Lockpicking LLMs: A Logit-Based Jailbreak Using Token-level Manipulation
Yuxi Li, Yi Liu, Yuekang Li, Ling Shi, Gelei Deng, Shengquan Chen, Kailong Wang
TL;DR
LLMs remain vulnerable to jailbreaks, with token-level methods offering automation but facing scalability and evolving defenses. The authors introduce JailMine, a logit-based token manipulation framework that mines affirmative responses and iteratively biases logits to elicit harmful outputs, complemented by a sorting model for stable results. Across five open-source LLMs and two benchmarks, JailMine achieves high attack success rates (around 95%+) with significantly reduced time compared to baselines, highlighting practical risks. The work underscores the need for stronger defenses, including broader denial-pattern strategies and robust evaluation to improve LLM safety and reliability.
Abstract
Large language models (LLMs) have transformed the field of natural language processing, but they remain susceptible to jailbreaking attacks that exploit their capabilities to generate unintended and potentially harmful content. Existing token-level jailbreaking techniques, while effective, face scalability and efficiency challenges, especially as models undergo frequent updates and incorporate advanced defensive measures. In this paper, we introduce JailMine, an innovative token-level manipulation approach that addresses these limitations effectively.

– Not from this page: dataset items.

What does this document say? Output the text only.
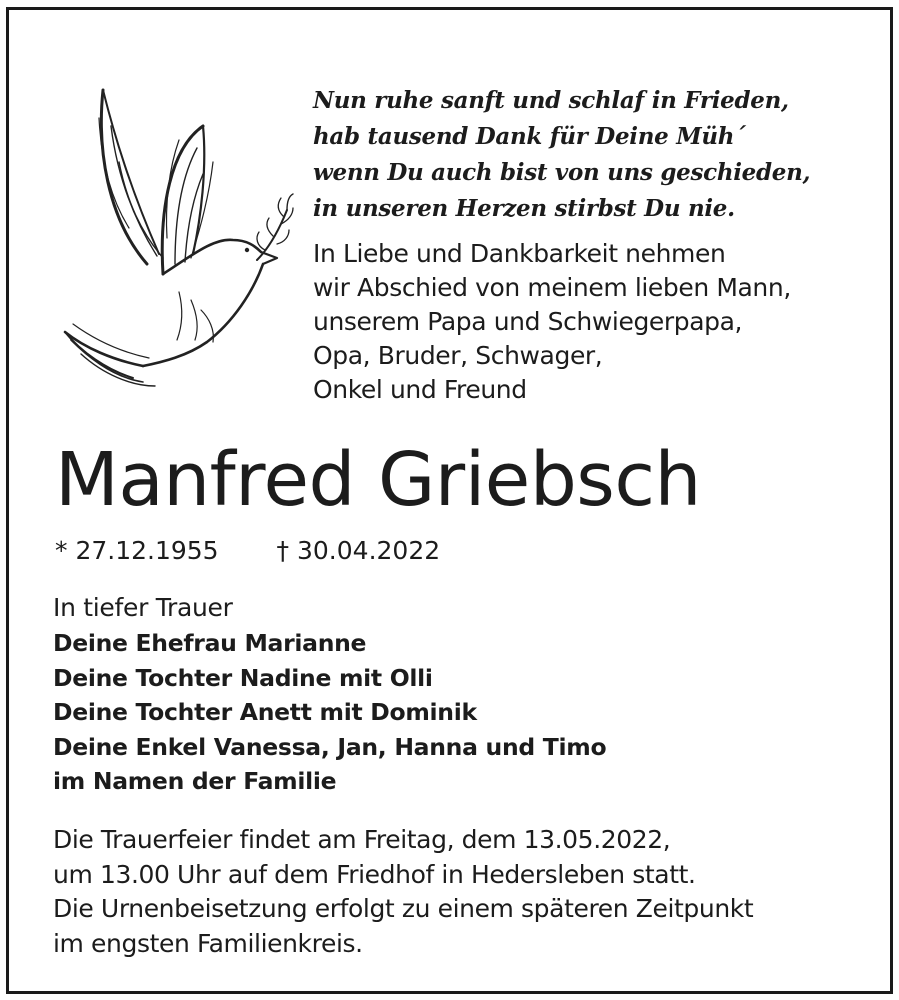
Nun ruhe sanft und schlaf in Frieden,
hab tausend Dank für Deine Müh´
wenn Du auch bist von uns geschieden,
in unseren Herzen stirbst Du nie.

In Liebe und Dankbarkeit nehmen
wir Abschied von meinem lieben Mann,
unserem Papa und Schwiegerpapa,
Opa, Bruder, Schwager,
Onkel und Freund

Manfred Griebsch
* 27.12.1955 † 30.04.2022
In tiefer Trauer
Deine Ehefrau Marianne
Deine Tochter Nadine mit Olli
Deine Tochter Anett mit Dominik
Deine Enkel Vanessa, Jan, Hanna und Timo
im Namen der Familie

Die Trauerfeier findet am Freitag, dem 13.05.2022,
um 13.00 Uhr auf dem Friedhof in Hedersleben statt.
Die Urnenbeisetzung erfolgt zu einem späteren Zeitpunkt
im engsten Familienkreis.
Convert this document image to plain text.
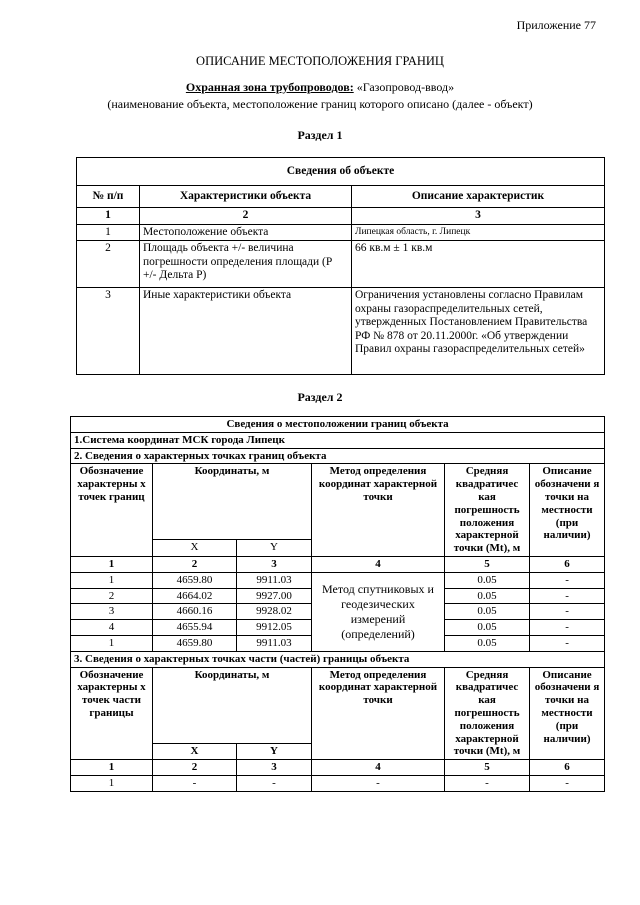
Приложение 77
ОПИСАНИЕ МЕСТОПОЛОЖЕНИЯ ГРАНИЦ
Охранная зона трубопроводов: «Газопровод-ввод»
(наименование объекта, местоположение границ которого описано (далее - объект)
Раздел 1
Сведения об объекте		
№ п/п	Характеристики объекта	Описание характеристик
1	2	3
1	Местоположение объекта	Липецкая область, г. Липецк
2	Площадь объекта +/- величина погрешности определения площади (P +/- Дельта P)	66 кв.м ± 1 кв.м
3	Иные характеристики объекта	Ограничения установлены согласно Правилам охраны газораспределительных сетей, утвержденных Постановлением Правительства РФ № 878 от 20.11.2000г. «Об утверждении Правил охраны газораспределительных сетей»
Раздел 2
Сведения о местоположении границ объекта					
1.Система координат МСК города Липецк					
2. Сведения о характерных точках границ объекта					
Обозначение характерны х точек границ	Координаты, м		Метод определения координат характерной точки	Средняя квадратичес кая погрешность положения характерной точки (Mt), м	Описание обозначени я точки на местности (при наличии)
	X	Y			
1	2	3	4	5	6
1	4659.80	9911.03	Метод спутниковых и геодезических измерений (определений)	0.05	-
2	4664.02	9927.00		0.05	-
3	4660.16	9928.02		0.05	-
4	4655.94	9912.05		0.05	-
1	4659.80	9911.03		0.05	-
3. Сведения о характерных точках части (частей) границы объекта					
Обозначение характерны х точек части границы	Координаты, м		Метод определения координат характерной точки	Средняя квадратичес кая погрешность положения характерной точки (Mt), м	Описание обозначени я точки на местности (при наличии)
	X	Y			
1	2	3	4	5	6
1	-	-	-	-	-
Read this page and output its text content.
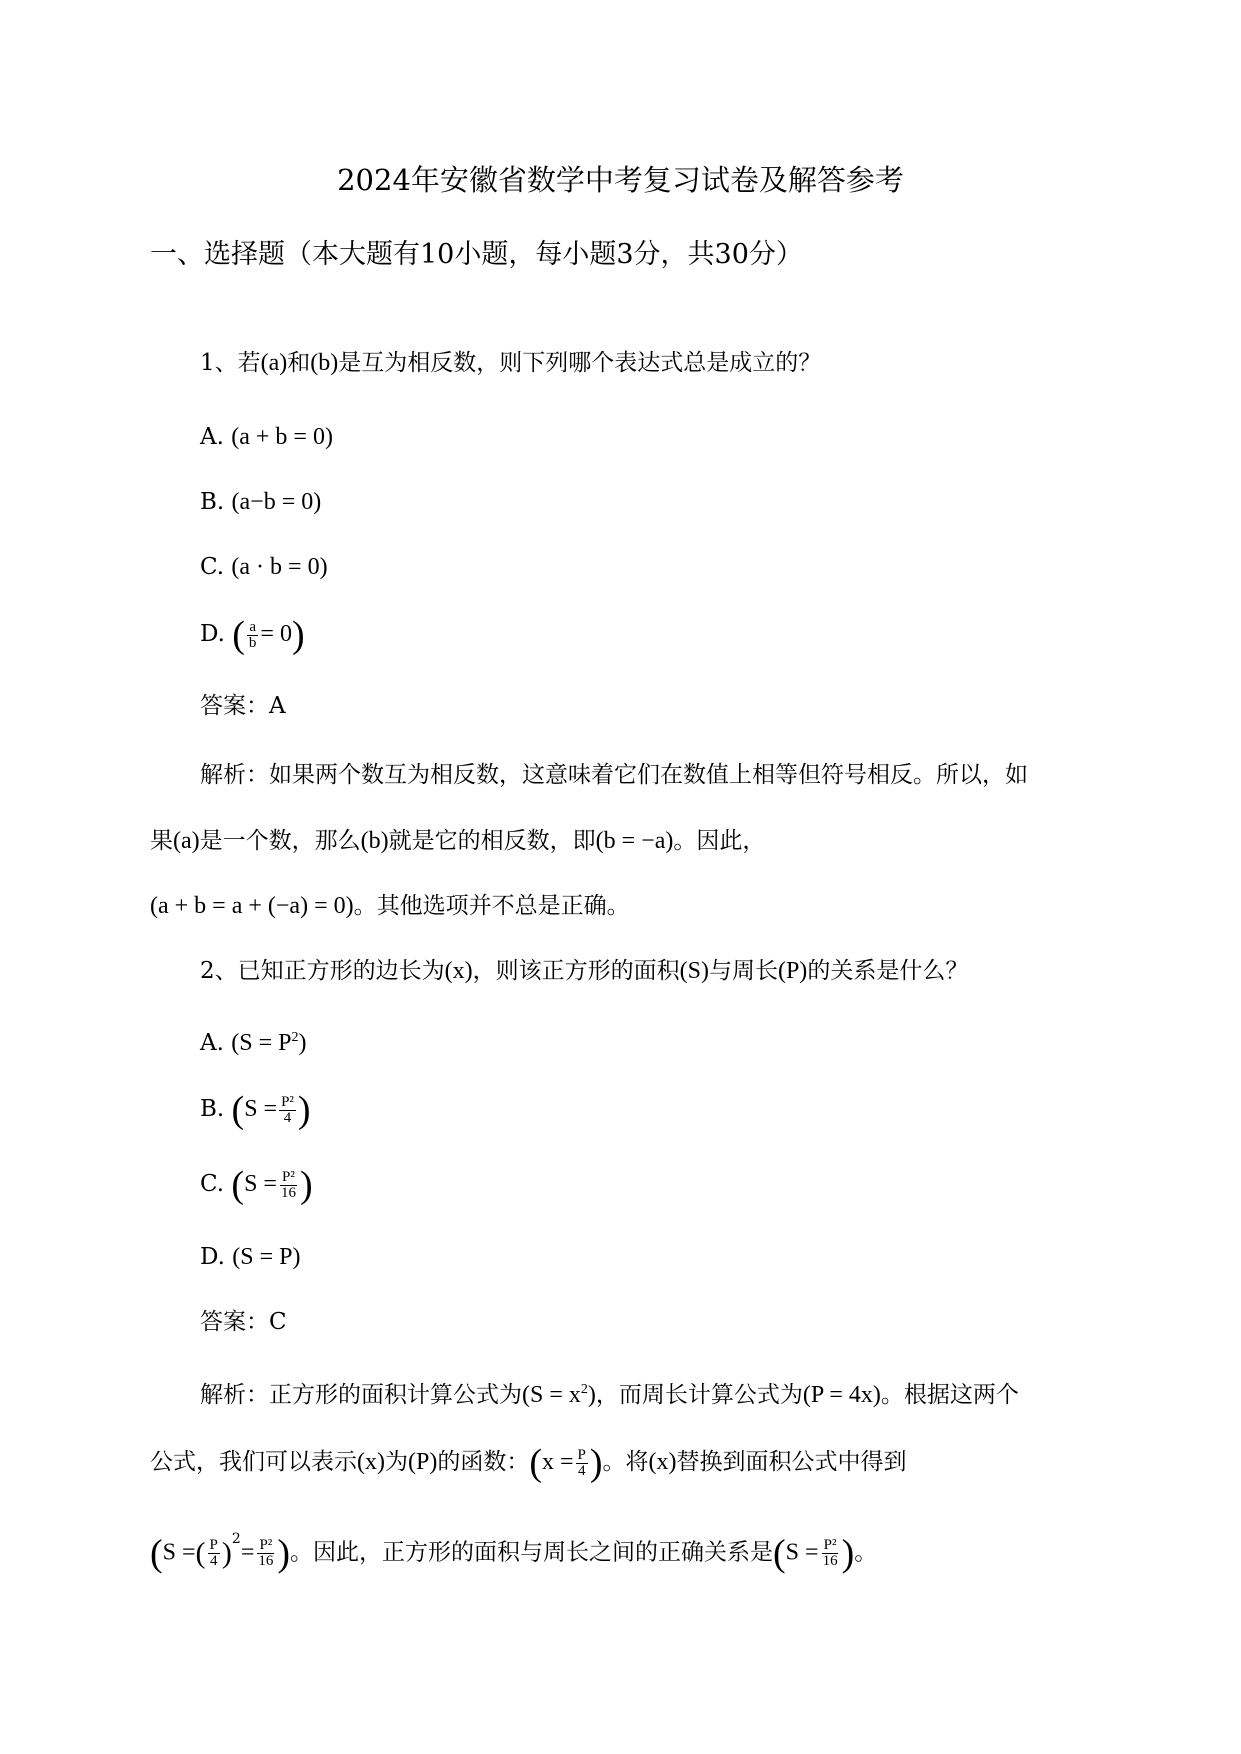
2024年安徽省数学中考复习试卷及解答参考
一、选择题（本大题有10小题，每小题3分，共30分）
1、若(a)和(b)是互为相反数，则下列哪个表达式总是成立的？
A. (a + b = 0)
B. (a−b = 0)
C. (a · b = 0)
D. ( $\frac{a}{b} = 0$)
答案：A
解析：如果两个数互为相反数，这意味着它们在数值上相等但符号相反。所以，如
果(a)是一个数，那么(b)就是它的相反数，即(b = −a)。因此，
(a + b = a + (−a) = 0)。其他选项并不总是正确。
2、已知正方形的边长为(x)，则该正方形的面积(S)与周长(P)的关系是什么？
A. $(S = P^2)$
B. ($S = \frac{\text{P²}}{4}$ )
C. ($S = \frac{\text{P²}}{16}$ )
D. (S = P)
答案：C
解析：正方形的面积计算公式为$(S = x^2)$，而周长计算公式为(P = 4x)。根据这两个
公式，我们可以表示(x)为(P)的函数：($x = \frac{P}{4}$ )。将(x)替换到面积公式中得到
(S =( $\frac{P}{4} )^2= \frac{\text{P²}}{16}$ )。因此，正方形的面积与周长之间的正确关系是($S = \frac{\text{P²}}{16}$ )。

JailMine employs an automated "mining" process to elicit malicious responses from LLMs by strategically selecting affirmative outputs and iteratively reducing the likelihood of rejection. Through rigorous testing across multiple well-known LLMs and datasets, we demonstrate JailMine's effectiveness and efficiency, achieving a significant average reduction of 86% in time consumed while maintaining high success rates averaging 95%, even in the face of evolving defensive strategies. Our work contributes to the ongoing effort to assess and mitigate the vulnerability of LLMs to jailbreaking attacks, underscoring the importance of continued vigilance and proactive measures to enhance the security and reliability of these powerful language models.